Unified communication (UC) technologies promise the ability to bring together multiple forms of enterprise communication to enable collaboration. According to Avaya, it’s a promise that could use a little added “flare” when it comes to the endpoint user experience.
The telecom and telephony technology giant this week announced its new Flare experience platform as a way to improve the user experience with UC. The new platform includes both hardware and software and leverages the power of Avaya’s Aura, which is a UC backend platform powered by Session Initiation Protocol, or SIP
Avaya has been improving its backend UC platform in recent months with technologies acquired from its purchase of Nortel earlier this year for $900 million.
Now with Flare, Avaya’s goal is to better differentiate its UC offering from rivals by further unlocking the potential of SIP, a signaling protocol used to start and manage streaming IP-based communications like VoIP, instant messaging and videoconferencing.
“Aura and SIP are the active enablers in the backend, but up until now, we haven’t had the client or user experience that fully exploited the user intelligence that is in the backend,” Avaya CEO Kevin Kennedy said during the launch event for Flare.
Alan Baratz, senior vice president and president of Avaya Global Communications Solutions (GCS), explained as a result of Aura’s basis in SIP, it can carry any type of traffic and can support all real-time collaboration needs.
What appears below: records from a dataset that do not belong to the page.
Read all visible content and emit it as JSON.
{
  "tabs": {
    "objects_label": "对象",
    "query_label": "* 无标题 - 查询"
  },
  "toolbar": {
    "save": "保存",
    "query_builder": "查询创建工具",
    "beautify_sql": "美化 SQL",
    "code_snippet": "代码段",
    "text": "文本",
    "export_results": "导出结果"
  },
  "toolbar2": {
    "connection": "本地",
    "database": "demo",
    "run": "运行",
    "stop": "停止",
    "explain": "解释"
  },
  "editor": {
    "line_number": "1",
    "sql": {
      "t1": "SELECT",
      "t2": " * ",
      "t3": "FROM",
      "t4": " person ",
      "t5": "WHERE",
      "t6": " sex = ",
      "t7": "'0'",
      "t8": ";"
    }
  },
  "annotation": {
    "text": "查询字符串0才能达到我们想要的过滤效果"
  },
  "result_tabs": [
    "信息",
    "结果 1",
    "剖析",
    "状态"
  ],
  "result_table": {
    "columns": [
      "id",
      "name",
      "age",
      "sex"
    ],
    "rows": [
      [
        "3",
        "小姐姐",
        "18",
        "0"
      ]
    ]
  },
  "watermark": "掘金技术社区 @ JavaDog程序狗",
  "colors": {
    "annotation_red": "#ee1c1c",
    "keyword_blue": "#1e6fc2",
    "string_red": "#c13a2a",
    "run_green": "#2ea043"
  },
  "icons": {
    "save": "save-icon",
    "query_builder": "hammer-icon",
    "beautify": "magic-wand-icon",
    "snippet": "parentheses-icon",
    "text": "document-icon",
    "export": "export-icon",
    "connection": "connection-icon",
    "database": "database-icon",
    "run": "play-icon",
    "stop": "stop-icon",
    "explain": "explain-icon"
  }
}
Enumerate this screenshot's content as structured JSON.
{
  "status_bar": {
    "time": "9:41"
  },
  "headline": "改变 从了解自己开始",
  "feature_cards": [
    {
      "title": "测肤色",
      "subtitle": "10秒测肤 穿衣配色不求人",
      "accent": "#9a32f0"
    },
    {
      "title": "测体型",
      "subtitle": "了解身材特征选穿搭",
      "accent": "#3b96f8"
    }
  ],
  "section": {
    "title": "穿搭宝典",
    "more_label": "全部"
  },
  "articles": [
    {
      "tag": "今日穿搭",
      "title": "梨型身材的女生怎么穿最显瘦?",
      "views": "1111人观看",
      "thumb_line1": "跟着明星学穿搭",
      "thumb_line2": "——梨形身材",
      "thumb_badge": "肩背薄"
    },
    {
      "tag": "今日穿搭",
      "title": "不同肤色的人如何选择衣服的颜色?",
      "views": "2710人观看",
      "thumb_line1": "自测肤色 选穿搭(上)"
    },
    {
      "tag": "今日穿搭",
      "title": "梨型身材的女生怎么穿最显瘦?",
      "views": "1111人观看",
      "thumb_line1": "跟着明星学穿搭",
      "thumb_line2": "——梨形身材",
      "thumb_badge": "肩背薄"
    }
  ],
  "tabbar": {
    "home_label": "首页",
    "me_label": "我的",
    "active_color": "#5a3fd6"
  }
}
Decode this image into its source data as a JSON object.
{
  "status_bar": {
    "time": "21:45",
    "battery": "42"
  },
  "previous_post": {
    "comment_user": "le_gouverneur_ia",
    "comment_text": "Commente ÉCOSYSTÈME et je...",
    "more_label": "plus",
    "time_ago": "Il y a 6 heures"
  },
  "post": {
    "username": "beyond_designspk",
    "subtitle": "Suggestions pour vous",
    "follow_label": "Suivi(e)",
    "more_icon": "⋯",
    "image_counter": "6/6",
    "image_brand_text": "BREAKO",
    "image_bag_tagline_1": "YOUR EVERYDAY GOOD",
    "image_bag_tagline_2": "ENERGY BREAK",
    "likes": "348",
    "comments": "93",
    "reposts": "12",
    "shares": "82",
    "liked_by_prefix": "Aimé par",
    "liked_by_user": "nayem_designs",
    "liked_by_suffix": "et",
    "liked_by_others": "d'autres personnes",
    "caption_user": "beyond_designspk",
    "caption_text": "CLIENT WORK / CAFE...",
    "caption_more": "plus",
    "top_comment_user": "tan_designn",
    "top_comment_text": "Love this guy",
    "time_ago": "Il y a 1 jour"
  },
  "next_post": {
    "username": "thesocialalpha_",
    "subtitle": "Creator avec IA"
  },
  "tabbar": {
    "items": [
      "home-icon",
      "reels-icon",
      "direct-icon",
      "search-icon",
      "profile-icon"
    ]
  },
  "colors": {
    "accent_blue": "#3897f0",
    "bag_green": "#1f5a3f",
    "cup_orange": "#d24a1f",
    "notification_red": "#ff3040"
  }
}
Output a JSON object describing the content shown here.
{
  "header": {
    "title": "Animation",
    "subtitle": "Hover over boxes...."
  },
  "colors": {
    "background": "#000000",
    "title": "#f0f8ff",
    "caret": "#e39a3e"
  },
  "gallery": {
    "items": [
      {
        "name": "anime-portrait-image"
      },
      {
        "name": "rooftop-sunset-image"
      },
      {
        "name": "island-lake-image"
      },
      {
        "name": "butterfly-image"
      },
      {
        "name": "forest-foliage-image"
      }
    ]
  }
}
He added that what Avaya Flare thus can deliver is a true, “people-first” multi-session, multimodal voice, video, IM and real-time collaboration and user experience.
For its user interface, Flare uses a spotlight metaphor: Users simply drag contacts into the “spotlight” area on their screen in order to connect by any method they choose.
Baratz also noted that Flare provides the potential for contextual collaboration, so when a user opens a contact, they can look at their history of voice, email, IM and video collaboration with them. Flare also provides presence information for voice, video and IM availability, enabling users to see when colleagues are free to chat.
Integration with multiple forms of contact directories is also part of the Flare experience. Baratz noted that contacts can come from integration with enterprise directories, Skype, or Web 2.0 social networking services including Facebook, Linkedin and Twitter.
In order to enable Flare, Avaya is rolling out a new piece of hardware, the Avaya Desktop Video Device, which provides an 11.6-inch display screen for HD video and voice collaboration. As well, Avaya will be adding Flare to its software clients for PCs and Macs as well as mobile devices.
According to Baratz, the goal is to have a similar collaboration experience across different devices.
Avaya is also debuting a hosted service called web.alive, which provides what Baratz described as a 3D, immersive collaboration environment. The service combines Web avatars as well as video for collaboration.